Leaving aside the first question that popped into my head (being ‘as bad as who thought?’) in clicking through on the article, I was very interested to learn more of the details – so asked the authors if I could have a read of the paper, and they sent it to me.

But now the report is generally available on the Griffith University website here, I thought it might be of value to publicise this to our WattClarity readers:


We’ll be reviewing with interest and might (time permitting, etc) post a follow-on article with thoughts…

About the Author

Paul McArdle
One of three founders of Global-Roam back in 2000, Paul has been CEO of the company since that time. As an author on WattClarity, Paul's focus has been to help make the electricity market more understandable.

3 Comments on "Griffith University study ‘Quantifying the risk of renewable energy droughts’"

  1. Interesting work… we have also published work on this that might be of interest.

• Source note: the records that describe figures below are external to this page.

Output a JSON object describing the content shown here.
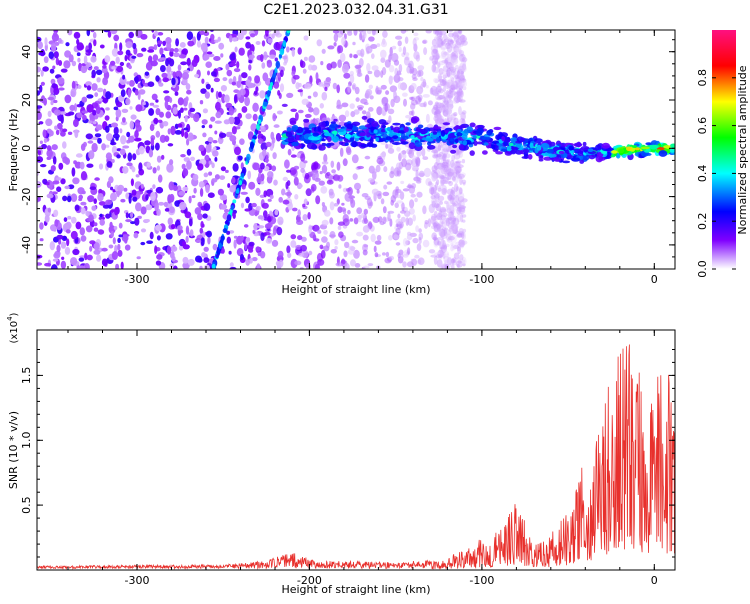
{
  "title": "C2E1.2023.032.04.31.G31",
  "colorbar": {
    "label": "Normalized spectral amplitude",
    "ticks": [
      "0.0",
      "0.2",
      "0.4",
      "0.6",
      "0.8"
    ],
    "tick_values": [
      0.0,
      0.2,
      0.4,
      0.6,
      0.8
    ],
    "range": [
      0,
      1
    ],
    "colormap": [
      "#ffffff",
      "#8000ff",
      "#0000ff",
      "#00ffff",
      "#00ff00",
      "#ffff00",
      "#ff0000",
      "#ff1080"
    ]
  },
  "chart_data": [
    {
      "type": "heatmap",
      "xlabel": "Height of straight line (km)",
      "ylabel": "Frequency (Hz)",
      "xlim": [
        -358,
        12
      ],
      "ylim": [
        -50,
        49
      ],
      "x_ticks": [
        -300,
        -200,
        -100,
        0
      ],
      "x_tick_labels": [
        "-300",
        "-200",
        "-100",
        "0"
      ],
      "y_ticks": [
        -40,
        -20,
        0,
        20,
        40
      ],
      "y_tick_labels": [
        "-40",
        "-20",
        "0",
        "20",
        "40"
      ],
      "ridge": {
        "x": [
          -210,
          -180,
          -150,
          -125,
          -100,
          -80,
          -60,
          -40,
          -20,
          0,
          12
        ],
        "y": [
          5,
          6,
          6,
          5,
          4,
          1,
          -1,
          -2,
          -1,
          0,
          0
        ]
      },
      "slanted_line": {
        "x": [
          -256,
          -212
        ],
        "y": [
          -50,
          49
        ]
      },
      "noise_region_x": [
        -358,
        -128
      ]
    },
    {
      "type": "line",
      "xlabel": "Height of straight line (km)",
      "ylabel": "SNR (10 * v/v)",
      "y_multiplier_label": "(x10",
      "y_multiplier_exp": "4",
      "xlim": [
        -358,
        12
      ],
      "ylim": [
        0,
        1.85
      ],
      "x_ticks": [
        -300,
        -200,
        -100,
        0
      ],
      "x_tick_labels": [
        "-300",
        "-200",
        "-100",
        "0"
      ],
      "y_ticks": [
        0.5,
        1.0,
        1.5
      ],
      "y_tick_labels": [
        "0.5",
        "1.0",
        "1.5"
      ],
      "series_color": "#e8302c",
      "envelope": {
        "x": [
          -358,
          -250,
          -225,
          -212,
          -195,
          -150,
          -125,
          -110,
          -100,
          -90,
          -80,
          -72,
          -60,
          -50,
          -42,
          -35,
          -28,
          -22,
          -15,
          -10,
          -5,
          0,
          5,
          12
        ],
        "y": [
          0.02,
          0.03,
          0.06,
          0.13,
          0.06,
          0.05,
          0.07,
          0.16,
          0.25,
          0.3,
          0.55,
          0.3,
          0.28,
          0.45,
          0.8,
          0.9,
          1.4,
          1.75,
          1.85,
          1.6,
          1.35,
          1.5,
          1.55,
          1.6
        ]
      }
    }
  ]
}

    Boston, A., & Bongers, G. (2021). MEGS: Modelling Energy and Grid Services to Explore Decarbonisation of Power Systems at Lowest Total System Cost. Energy Strategy Reviews, 38.

  2. A pity the Griffith report talks about “average”, electricity is all about the instantaneous. Average wind and solar will not give a stable electricity grid.

  3. It is interesting comparing the 2 papers: Boston & Bongers 2022 and Gilmore 2022.

    I have used both MERRA and NCEP RR2 in hindcast studies. Recently I tend to use the ERA5 data, it is finer resolution and contains a 100m wind for wind studies, a height more consistent with modern turbines.
    There are a few comparisons papers of MERRA, RR2 and ERA5:

    However both these papers seem to produce reasonable calibrations against recent measurements.

    For storage, I prefer the Bucket Model approach taken by Boston.
    This clearly show the curtailment issue in Spring/Early Summer and blackouts in Winter with their scenario of using 10 x Snowy 2.0 schemes storage.
    Boston do not address Ramping which may be a problem with to many 2GW/350GWh Snowy2’s.

    The shorter period of modelling by Boston may not be representative. The 42 years of Gilmore is much preferred.
    The 15-year used by Boston doesn’t show if how unusual Winter 2010 Dunkelflaute was.
    Interesting both papers note that 17 May 2010 was a bad day. Boston shows this continued for the whole winter and the storage never recovered.

    Boston model assumes perfect transmission. Tasmania was not included in Gilmore’s work, it’s pumped hydro will be critical storage.
    Boston discussion for the use of offshore wind farms with their time-shift of wind generation and increase CF was very useful.

    We need more of these long term studies done to ensure the reliability of the NEM.
    Looking at the curtailment are we reaching peak Solar?? I think storage has become the main issue.
    I am certain clever people in AEMO are looking at all these issues.